09-APR-2019, TUESDAY

In today’s American session we get the US JOLTS Job Openings figure for February and later on the API weekly crude oil inventories figure. The USD slipped yesterday against a number of currencies, as soft economic data and gains by commodity currencies caused it to retreat. Financial releases such as the factory orders growth rate and the recent surge in oil prices caused the USD to retreat. Financial analysts pointed out that the greenback’s strength peaked on Friday as the US employment report was out, yet was not able to find traction since. Also they pointed out that themes such as Brexit and the US-Sino talks may start running out of steam and fail to provide incentives for the markets. Also they mention that on the contrary there seems to be a risk on mood in the markets as worries for a global slowdown seemed to ease somewhat.

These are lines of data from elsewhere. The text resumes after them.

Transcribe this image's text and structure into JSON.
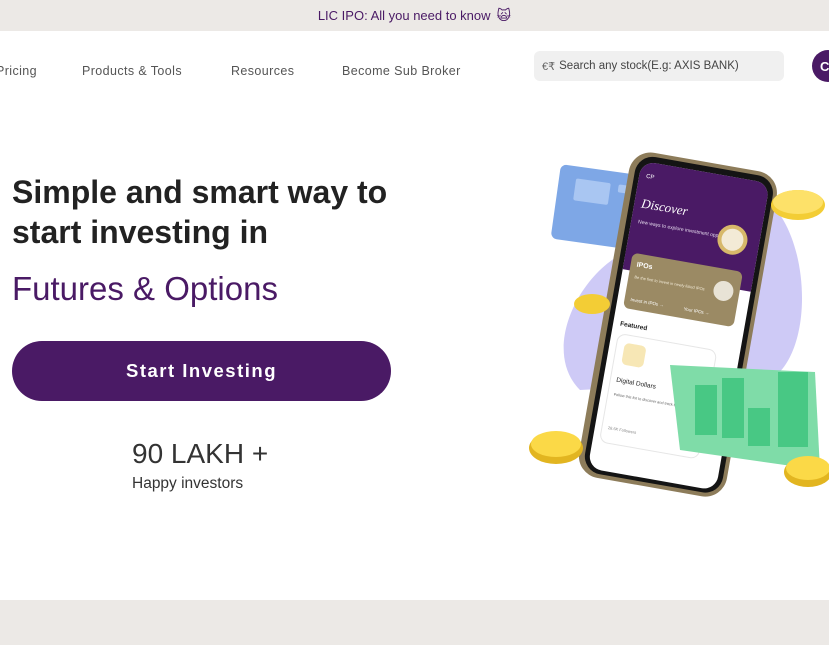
{
  "announcement": {
    "text": "LIC IPO: All you need to know",
    "emoji": "🙀"
  },
  "nav": {
    "items": [
      "Pricing",
      "Products & Tools",
      "Resources",
      "Become Sub Broker"
    ],
    "search_placeholder": "Search any stock(E.g: AXIS BANK)",
    "search_prefix": "€₹",
    "avatar_letter": "C"
  },
  "hero": {
    "title": "Simple and smart way to start investing in",
    "subtitle": "Futures & Options",
    "cta_label": "Start Investing",
    "stat_value": "90 LAKH +",
    "stat_label": "Happy investors"
  },
  "phone": {
    "logo": "CP",
    "discover_title": "Discover",
    "discover_sub": "New ways to explore investment opportunities",
    "ipo_title": "IPOs",
    "ipo_desc": "Be the first to invest in newly listed IPOs",
    "ipo_link1": "Invest in IPOs →",
    "ipo_link2": "Your IPOs →",
    "featured": "Featured",
    "card_title": "Digital Dollars",
    "card_desc": "Follow this list to discover and track the technology industry.",
    "card_followers": "28.6K Followers"
  },
  "colors": {
    "brand": "#4a1a65",
    "band": "#ece9e6"
  }
}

The pound found some support yesterday, yet remained in check, as nervousness in the markets regarding Brexit talks remains high. Theresa May seems to be seeking a compromise with Jeremy Corbyn on the terms of Brexit in order to obtain the necessary majority in the UK Parliament. Media reported that UK’s PM could offer to remain in a permanent customs union with the EU in order to win support from the Labour party. At the same time Theresa May is to meet Macron and Merkel ahead of the EU summit on Wednesday and EU diplomats seem to settle to the idea of offering an extension despite the lack of progress. In the inner political stage, Tory hard Brexiteers seem to be in an effort oust the PM, as they fundamentally disagree with her efforts. We expect volatility for the pound to rise again as the stakes for the UK are getting higher and the EU summit draws near.